Kimura A, Nimura Y, Hayakawa N, Yasui A, Torii S
First Department of Surgery, Nagoya University School of Medicine, Japan.
Surg Today. 1994;24(6):548-51. doi: 10.1007/BF01884577.
We report herein the case of a 52-year-old man for whom a split pectoralis major myocutaneous flap was applied at the time of extended radical surgery for esophageal carcinoma with tracheal involvement, to avoid the postoperative complications of anterior tracheostomy such as tracheal necrosis and rupture of the major vessels. Laryngopharyngectomy and extended resection of the proximal trachea was performed through a manubrectomy, leaving the tracheal remnant only 4 cm above the carina. A pectoralis major myocutaneous flap was split into two with one piece being wrapped around the trachea at the anterior mediastinal tracheostomy site, and the other being placed between the trachea and brachiocephalic artery.
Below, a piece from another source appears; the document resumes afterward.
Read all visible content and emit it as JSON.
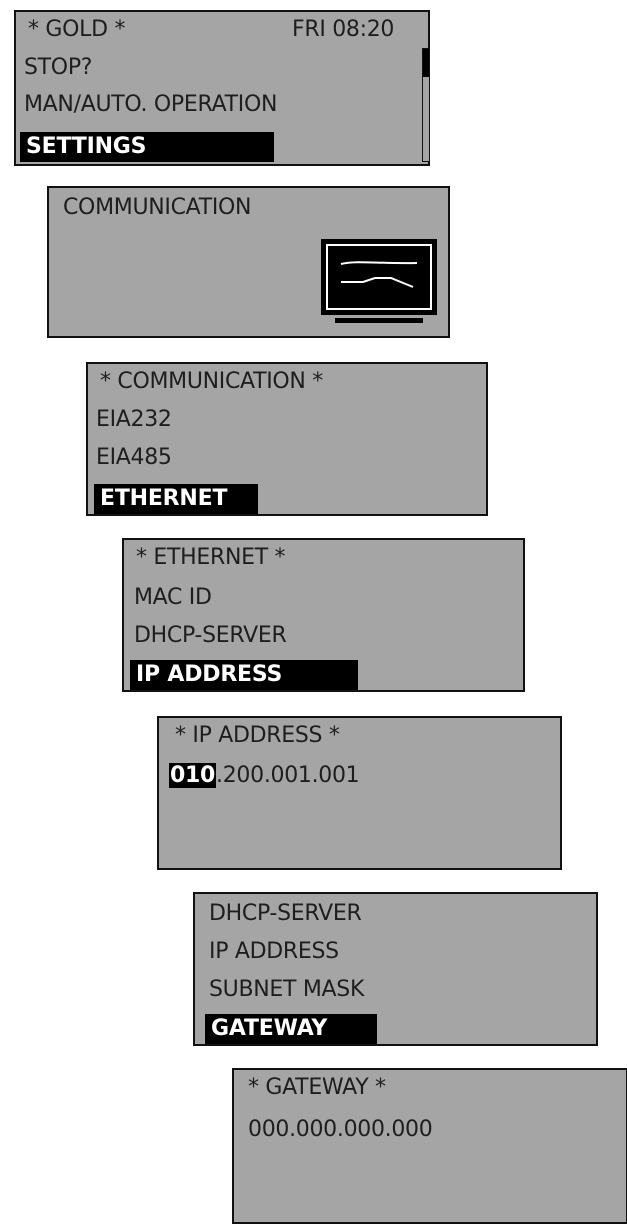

The postoperative course was uneventful and the patient was discharged from hospital on the 34th postoperative day. A split pectoralis major myocutaneous flap may be effective not only for filling the dead space between the trachea and brachiocephalic artery, but also for reducing tension at the tracheocutaneous anastomosis and protecting against circulatory damage at the mediastinal tracheostomy site to minimize stomal retraction.
我们在此报告一例52岁男性患者,该患者在食管癌侵犯气管的扩大根治手术中应用了胸大肌肌皮瓣分裂瓣,以避免气管造口术的术后并发症,如气管坏死和大血管破裂。通过胸骨上切迹切除术进行喉咽切除术和近端气管扩大切除术,使气管残端仅位于隆突上方4 cm处。将胸大肌肌皮瓣一分为二,一片包裹在前纵隔气管造口处的气管周围,另一片置于气管与头臂动脉之间。术后过程顺利,患者于术后第34天出院。胸大肌肌皮瓣分裂瓣不仅可有效填充气管与头臂动脉之间的死腔,还可减轻气管皮肤吻合处的张力,并防止纵隔气管造口处的循环损伤,以尽量减少造口回缩。